Moreover, in our study no significant correlation was found between the MOCART score and the various clinical outcomes; this probably due, in part, to the small number of patients included. However, our findings are in line with other studies, which showed no correlation between MOCART and functional scores (18, 20, 21, 34, 35). In any case, as the MOCART score was originally developed for chondral lesions of the knee joint (28, 37), it does not take into account certain peculiar features of the repair process occurring in the presence of OLTs. Delayed gadolinium-enhanced magnetic resonance imaging of cartilage (dGEMRIC), which is able to assess the presence of glycosaminoglycan in cartilage, would probably have been most suitable tool for assessing the quality of the repair tissue (38, 39). However, this technique requires the use of gadolinium as a contrast agent and for this reason our IRB refused to grant approval for its use in this study.

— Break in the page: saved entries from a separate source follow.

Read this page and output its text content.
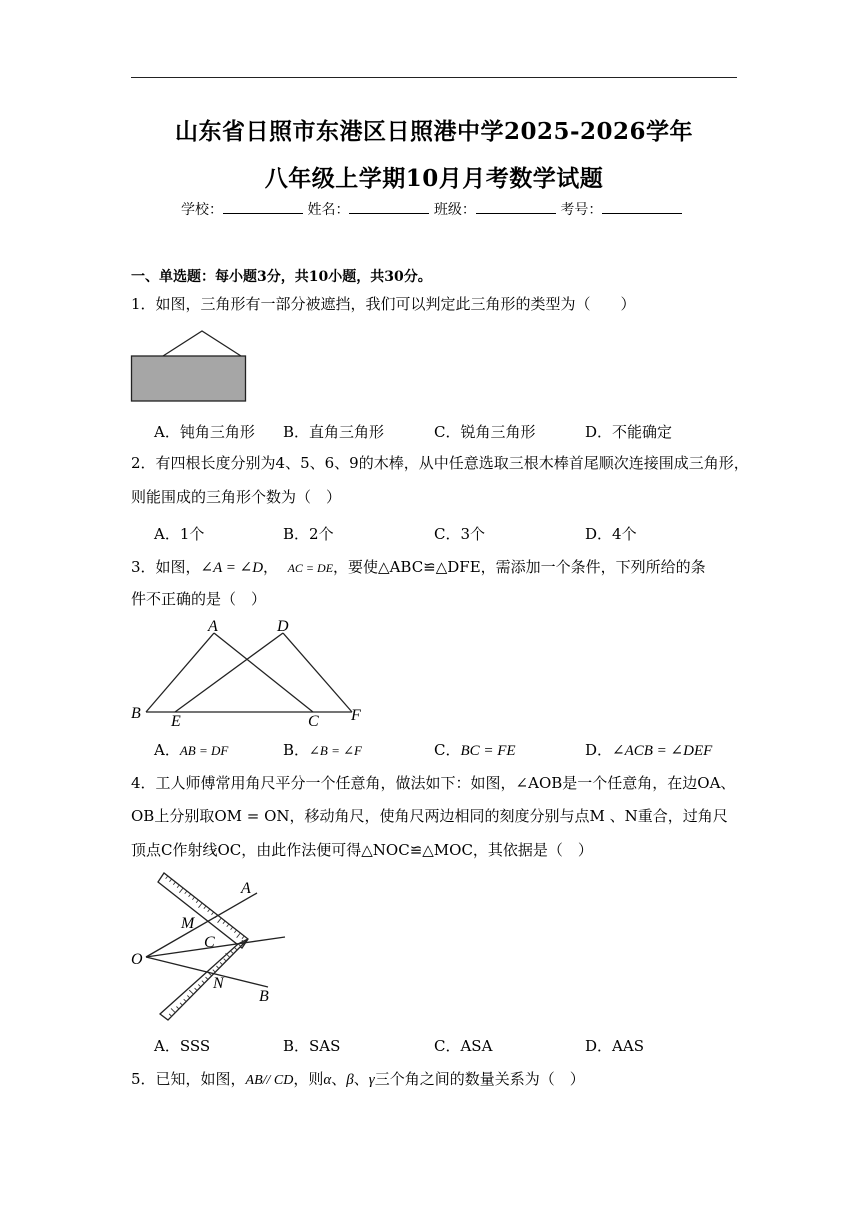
山东省日照市东港区日照港中学2025-2026学年
八年级上学期10月月考数学试题
学校：	姓名：	班级：	考号：
一、单选题：每小题3分，共10小题，共30分。
1．如图，三角形有一部分被遮挡，我们可以判定此三角形的类型为（　　）
A．钝角三角形 B．直角三角形	C．锐角三角形	D．不能确定
2．有四根长度分别为4、5、6、9的木棒，从中任意选取三根木棒首尾顺次连接围成三角形，
则能围成的三角形个数为（　）
A．1个	B．2个	C．3个	D．4个
3．如图，∠A = ∠D， AC = DE，要使△ABC≌△DFE，需添加一个条件，下列所给的条
件不正确的是（　）
A	D
B E	C F
A．AB = DF	B．∠B = ∠F	C．BC = FE	D．∠ACB = ∠DEF
4．工人师傅常用角尺平分一个任意角，做法如下：如图，∠AOB是一个任意角，在边OA、
OB上分别取OM = ON，移动角尺，使角尺两边相同的刻度分别与点M 、N重合，过角尺
顶点C作射线OC，由此作法便可得△NOC≌△MOC，其依据是（　）
A
M
C
O
N
B
A．SSS	B．SAS	C．ASA	D．AAS
5．已知，如图，AB// CD，则α、β、γ三个角之间的数量关系为（　）
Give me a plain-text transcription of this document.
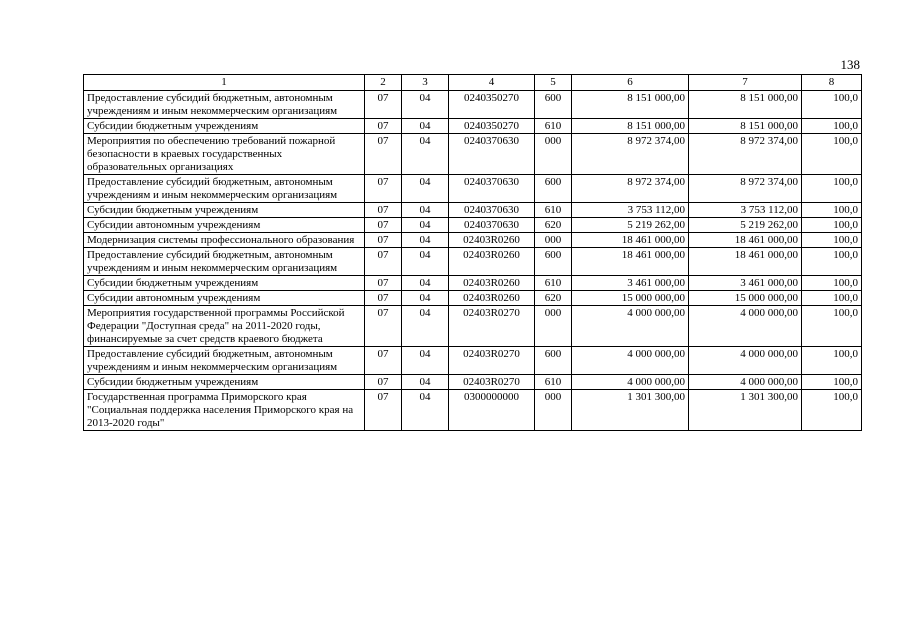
138
1	2	3	4	5	6	7	8
Предоставление субсидий бюджетным, автономным учреждениям и иным некоммерческим организациям	07	04	0240350270	600	8 151 000,00	8 151 000,00	100,0
Субсидии бюджетным учреждениям	07	04	0240350270	610	8 151 000,00	8 151 000,00	100,0
Мероприятия по обеспечению требований пожарной безопасности в краевых государственных образовательных организациях	07	04	0240370630	000	8 972 374,00	8 972 374,00	100,0
Предоставление субсидий бюджетным, автономным учреждениям и иным некоммерческим организациям	07	04	0240370630	600	8 972 374,00	8 972 374,00	100,0
Субсидии бюджетным учреждениям	07	04	0240370630	610	3 753 112,00	3 753 112,00	100,0
Субсидии автономным учреждениям	07	04	0240370630	620	5 219 262,00	5 219 262,00	100,0
Модернизация системы профессионального образования	07	04	02403R0260	000	18 461 000,00	18 461 000,00	100,0
Предоставление субсидий бюджетным, автономным учреждениям и иным некоммерческим организациям	07	04	02403R0260	600	18 461 000,00	18 461 000,00	100,0
Субсидии бюджетным учреждениям	07	04	02403R0260	610	3 461 000,00	3 461 000,00	100,0
Субсидии автономным учреждениям	07	04	02403R0260	620	15 000 000,00	15 000 000,00	100,0
Мероприятия государственной программы Российской Федерации "Доступная среда" на 2011-2020 годы, финансируемые за счет средств краевого бюджета	07	04	02403R0270	000	4 000 000,00	4 000 000,00	100,0
Предоставление субсидий бюджетным, автономным учреждениям и иным некоммерческим организациям	07	04	02403R0270	600	4 000 000,00	4 000 000,00	100,0
Субсидии бюджетным учреждениям	07	04	02403R0270	610	4 000 000,00	4 000 000,00	100,0
Государственная программа Приморского края "Социальная поддержка населения Приморского края на 2013-2020 годы"	07	04	0300000000	000	1 301 300,00	1 301 300,00	100,0
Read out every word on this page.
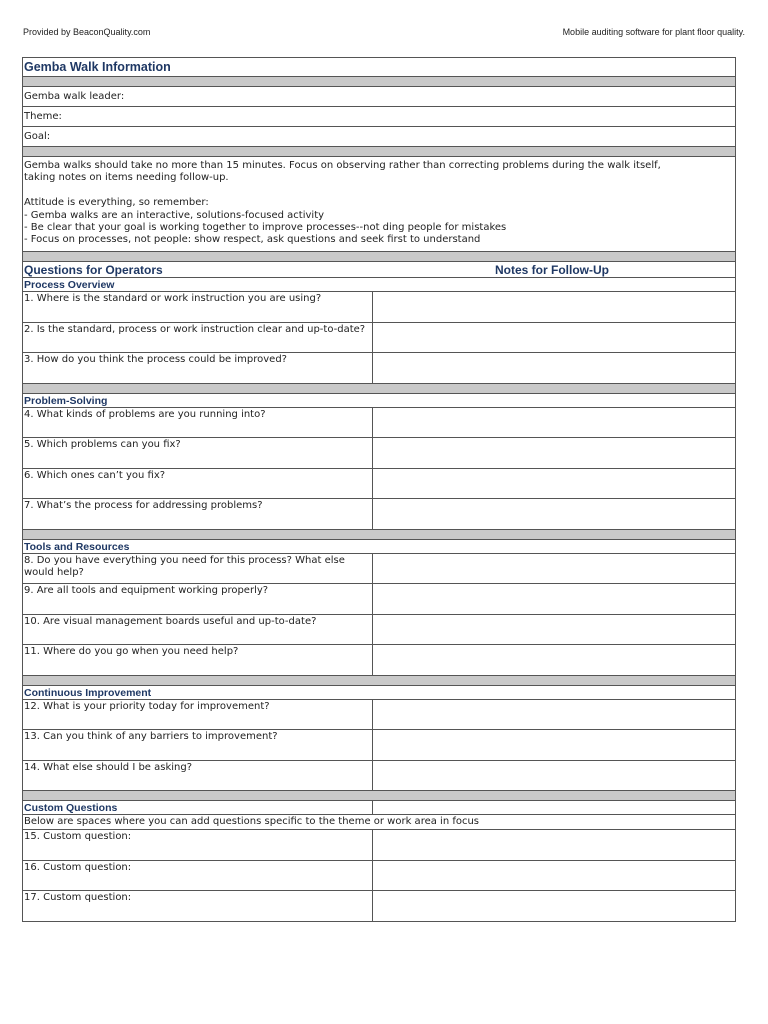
Provided by BeaconQuality.com	Mobile auditing software for plant floor quality.
Gemba Walk Information
Gemba walk leader:
Theme:
Goal:
Gemba walks should take no more than 15 minutes. Focus on observing rather than correcting problems during the walk itself,
taking notes on items needing follow-up.
Attitude is everything, so remember:
- Gemba walks are an interactive, solutions-focused activity
- Be clear that your goal is working together to improve processes--not ding people for mistakes
- Focus on processes, not people: show respect, ask questions and seek first to understand
Questions for Operators	Notes for Follow-Up
Process Overview
1. Where is the standard or work instruction you are using?
2. Is the standard, process or work instruction clear and up-to-date?
3. How do you think the process could be improved?
Problem-Solving
4. What kinds of problems are you running into?
5. Which problems can you fix?
6. Which ones can’t you fix?
7. What’s the process for addressing problems?
Tools and Resources
8. Do you have everything you need for this process? What else would help?
9. Are all tools and equipment working properly?
10. Are visual management boards useful and up-to-date?
11. Where do you go when you need help?
Continuous Improvement
12. What is your priority today for improvement?
13. Can you think of any barriers to improvement?
14. What else should I be asking?
Custom Questions
Below are spaces where you can add questions specific to the theme or work area in focus
15. Custom question:
16. Custom question:
17. Custom question:
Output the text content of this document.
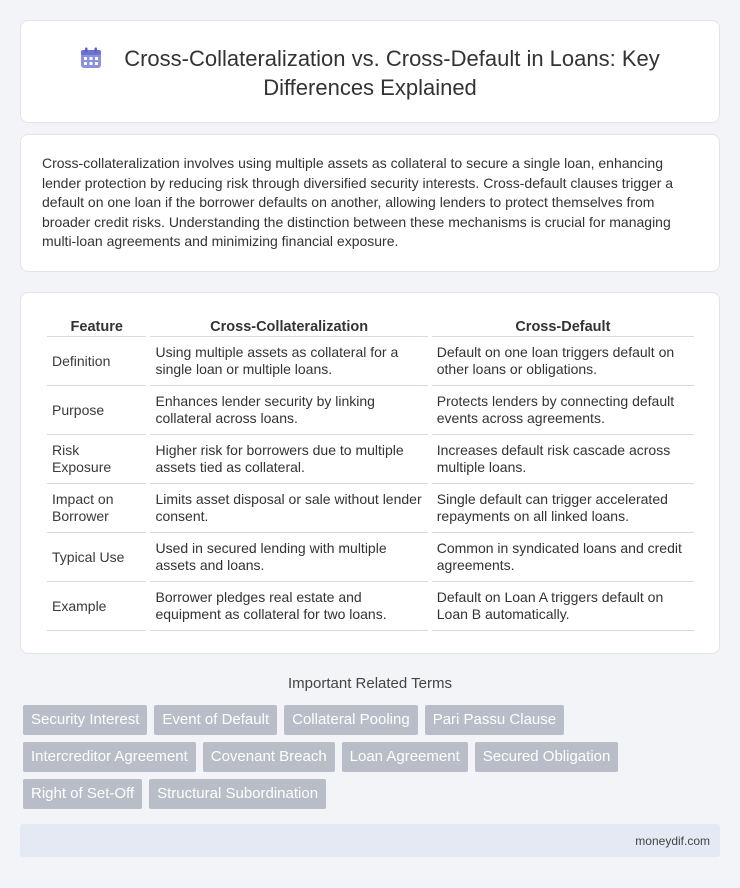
Cross-Collateralization vs. Cross-Default in Loans: Key Differences Explained

Cross-collateralization involves using multiple assets as collateral to secure a single loan, enhancing lender protection by reducing risk through diversified security interests. Cross-default clauses trigger a default on one loan if the borrower defaults on another, allowing lenders to protect themselves from broader credit risks. Understanding the distinction between these mechanisms is crucial for managing multi-loan agreements and minimizing financial exposure.

Feature	Cross-Collateralization	Cross-Default
Definition	Using multiple assets as collateral for a single loan or multiple loans.	Default on one loan triggers default on other loans or obligations.
Purpose	Enhances lender security by linking collateral across loans.	Protects lenders by connecting default events across agreements.
Risk Exposure	Higher risk for borrowers due to multiple assets tied as collateral.	Increases default risk cascade across multiple loans.
Impact on Borrower	Limits asset disposal or sale without lender consent.	Single default can trigger accelerated repayments on all linked loans.
Typical Use	Used in secured lending with multiple assets and loans.	Common in syndicated loans and credit agreements.
Example	Borrower pledges real estate and equipment as collateral for two loans.	Default on Loan A triggers default on Loan B automatically.
Important Related Terms
Security Interest	Event of Default	Collateral Pooling	Pari Passu Clause
Intercreditor Agreement	Covenant Breach	Loan Agreement	Secured Obligation
Right of Set-Off	Structural Subordination
moneydif.com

The main limitations of this study are the small number of patients and the lack of a control group. Also, a longer follow-up could have allowed us to observe more mature repair tissue, as it is known that the cartilage maturation process can last up to three years (40, 41). In conclusion, this study showed that the arthroscopic ACIC technique for the treatment of OLTs is a safe procedure allowing satisfactory results to be obtained with a minimally invasive surgical procedure. A larger number of patients and longer follow-up could further confirm these results.